I assume you have it in a pot (“give it away”)? It’s certainly not inherently small. My 6-year old tree is probably 20-25’ tall and wide. FWIW, it fruited well after 3 years. Maybe you need to put it in the ground.

In a separate thread, H-118 is described as taking forever to ripen. If true, that would rule it out here.

I agree that the hybrids and named American persimmons are worth trying, I am checking with Cliff England to see if he can give us a list of his earliest ripening ones. Hopefully his orchard has recovered from last winters damage.

1 Like

I’m really liking Early Golden again this year, even though it’s substantially smaller than Prok, 100-46, WS-8-10, H118, Ruby… Early Golden is probably my overall favorite American persimmon of all the varieties I’ve fruited. It’s just extra tasty, and it’s a really appealing color, too. All those varieties have fruited within a few years of grafting but 100-46 seems extra precocious and productive, and I definitely like it. Some local selections that I’ve grafted have taken significantly longer to fruit than any of the named varieties, though. WS-8-10 hasn’t impressed me as much, although it is very large. I only just grafted H63A last year, and it hasn’t fruited for me yet. I also just picked my first Yates slightly under ripe, so I’m looking forward to trying it tomorrow. I haven’t gotten much fruit from H118 yet, so I haven’t had a good chance to form an opinion of it yet, but it seems pretty tasty, possibly better than any of the other very large varieties I’ve fruited. Elmo seems about average compared to 100-46, Ruby, Prok, WS-8-10 but not quite a large. In my experience, Meader isn’t even close to as good as any of the other named varieties I’ve grown. Ruby is a few weeks later than almost all these others, but the rest of the ones I’ve mentioned all seem very similar in ripening time.

1 Like

Why is that? Isn’t pollination generally preferred for Chocolate fruit?

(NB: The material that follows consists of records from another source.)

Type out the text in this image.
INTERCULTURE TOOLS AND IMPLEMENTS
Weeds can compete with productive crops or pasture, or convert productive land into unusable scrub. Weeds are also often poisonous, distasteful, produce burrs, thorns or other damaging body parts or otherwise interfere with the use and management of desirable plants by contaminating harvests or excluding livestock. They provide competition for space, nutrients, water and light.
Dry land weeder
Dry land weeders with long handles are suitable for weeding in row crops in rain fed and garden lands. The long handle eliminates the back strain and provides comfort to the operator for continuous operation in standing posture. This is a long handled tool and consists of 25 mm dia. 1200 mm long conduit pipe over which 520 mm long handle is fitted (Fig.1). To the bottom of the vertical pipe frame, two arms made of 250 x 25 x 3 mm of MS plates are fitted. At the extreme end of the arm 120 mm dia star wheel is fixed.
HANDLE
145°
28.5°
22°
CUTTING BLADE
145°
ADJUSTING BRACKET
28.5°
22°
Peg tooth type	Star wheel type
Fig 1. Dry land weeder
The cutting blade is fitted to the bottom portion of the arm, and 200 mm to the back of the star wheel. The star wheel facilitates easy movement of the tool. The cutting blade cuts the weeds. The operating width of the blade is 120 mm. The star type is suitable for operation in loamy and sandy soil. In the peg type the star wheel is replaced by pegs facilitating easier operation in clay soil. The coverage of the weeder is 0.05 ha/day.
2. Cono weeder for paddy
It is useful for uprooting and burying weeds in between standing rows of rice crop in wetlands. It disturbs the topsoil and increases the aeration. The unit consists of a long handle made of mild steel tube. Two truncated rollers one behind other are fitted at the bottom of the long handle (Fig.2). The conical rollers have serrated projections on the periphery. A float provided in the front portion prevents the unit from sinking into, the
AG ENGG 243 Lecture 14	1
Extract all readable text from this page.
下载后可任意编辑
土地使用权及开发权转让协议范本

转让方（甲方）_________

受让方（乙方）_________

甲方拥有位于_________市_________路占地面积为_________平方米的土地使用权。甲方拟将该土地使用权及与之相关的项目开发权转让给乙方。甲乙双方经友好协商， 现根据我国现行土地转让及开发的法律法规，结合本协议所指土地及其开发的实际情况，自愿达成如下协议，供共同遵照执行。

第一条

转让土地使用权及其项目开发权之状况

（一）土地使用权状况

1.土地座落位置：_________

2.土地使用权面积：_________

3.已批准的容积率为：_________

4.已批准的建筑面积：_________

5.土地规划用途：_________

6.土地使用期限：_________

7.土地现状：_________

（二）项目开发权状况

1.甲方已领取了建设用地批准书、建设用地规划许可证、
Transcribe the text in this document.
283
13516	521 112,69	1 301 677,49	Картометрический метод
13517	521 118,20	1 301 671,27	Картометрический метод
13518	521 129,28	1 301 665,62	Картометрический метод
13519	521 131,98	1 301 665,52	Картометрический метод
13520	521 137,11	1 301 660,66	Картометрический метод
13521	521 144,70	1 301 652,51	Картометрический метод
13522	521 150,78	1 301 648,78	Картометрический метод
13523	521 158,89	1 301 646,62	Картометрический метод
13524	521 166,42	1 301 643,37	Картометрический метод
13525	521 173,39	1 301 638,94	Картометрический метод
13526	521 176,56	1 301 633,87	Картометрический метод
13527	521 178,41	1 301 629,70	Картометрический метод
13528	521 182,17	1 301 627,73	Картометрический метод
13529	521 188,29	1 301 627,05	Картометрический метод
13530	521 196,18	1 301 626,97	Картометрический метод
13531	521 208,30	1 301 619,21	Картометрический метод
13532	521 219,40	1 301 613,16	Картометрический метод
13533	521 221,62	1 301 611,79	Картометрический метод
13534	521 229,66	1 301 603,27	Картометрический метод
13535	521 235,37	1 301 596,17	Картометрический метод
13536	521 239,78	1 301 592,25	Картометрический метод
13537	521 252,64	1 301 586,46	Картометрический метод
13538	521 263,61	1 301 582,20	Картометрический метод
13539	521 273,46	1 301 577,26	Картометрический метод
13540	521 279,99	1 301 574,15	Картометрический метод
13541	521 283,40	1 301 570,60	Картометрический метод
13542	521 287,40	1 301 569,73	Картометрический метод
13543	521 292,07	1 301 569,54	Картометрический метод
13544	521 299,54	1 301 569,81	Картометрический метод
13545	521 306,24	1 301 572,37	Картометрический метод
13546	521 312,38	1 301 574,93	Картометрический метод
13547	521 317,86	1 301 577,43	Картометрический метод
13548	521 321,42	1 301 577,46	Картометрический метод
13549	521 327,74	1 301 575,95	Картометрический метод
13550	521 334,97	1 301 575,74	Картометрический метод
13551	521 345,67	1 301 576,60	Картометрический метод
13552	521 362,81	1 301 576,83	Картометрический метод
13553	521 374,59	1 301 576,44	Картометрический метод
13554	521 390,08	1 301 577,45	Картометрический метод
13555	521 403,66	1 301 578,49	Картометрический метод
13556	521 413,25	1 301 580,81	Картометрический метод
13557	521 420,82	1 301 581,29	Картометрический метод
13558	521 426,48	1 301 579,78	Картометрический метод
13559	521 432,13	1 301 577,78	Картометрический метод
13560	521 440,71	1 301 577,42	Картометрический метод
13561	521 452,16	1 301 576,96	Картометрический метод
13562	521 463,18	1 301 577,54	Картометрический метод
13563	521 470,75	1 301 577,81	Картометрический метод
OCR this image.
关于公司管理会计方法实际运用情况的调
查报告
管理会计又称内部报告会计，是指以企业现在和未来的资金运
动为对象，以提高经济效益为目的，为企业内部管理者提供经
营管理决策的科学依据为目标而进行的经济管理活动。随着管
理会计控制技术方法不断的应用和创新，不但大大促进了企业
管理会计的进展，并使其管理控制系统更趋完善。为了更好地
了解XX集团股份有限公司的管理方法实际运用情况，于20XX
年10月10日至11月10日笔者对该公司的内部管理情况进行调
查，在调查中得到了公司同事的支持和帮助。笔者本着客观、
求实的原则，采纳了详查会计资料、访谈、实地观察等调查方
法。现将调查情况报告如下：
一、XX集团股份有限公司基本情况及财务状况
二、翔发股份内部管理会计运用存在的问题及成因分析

Not by me or my family! If you let allow pollination to occur you get a chocolate colored fruit with seed that is not fit to eat. So to get the bright orange fruit that has an regular persimmon taste similar to other Asians varieties, you must pluck off every male flower before the females open. That is a lot of work. I could never recommend chocolate to anyone due to the effort it requires. The very first year it fruited, there were no male flowers, so we enjoyed the fruit, but after that year it’s been undesirable



That is quite interesting.
I haven’t tried chocolate but have had coffee cake pollinated and unpollinated. The pollinated was much tastier than the unpollinated. As you say the coffee cake had brown colored flesh when pollinated.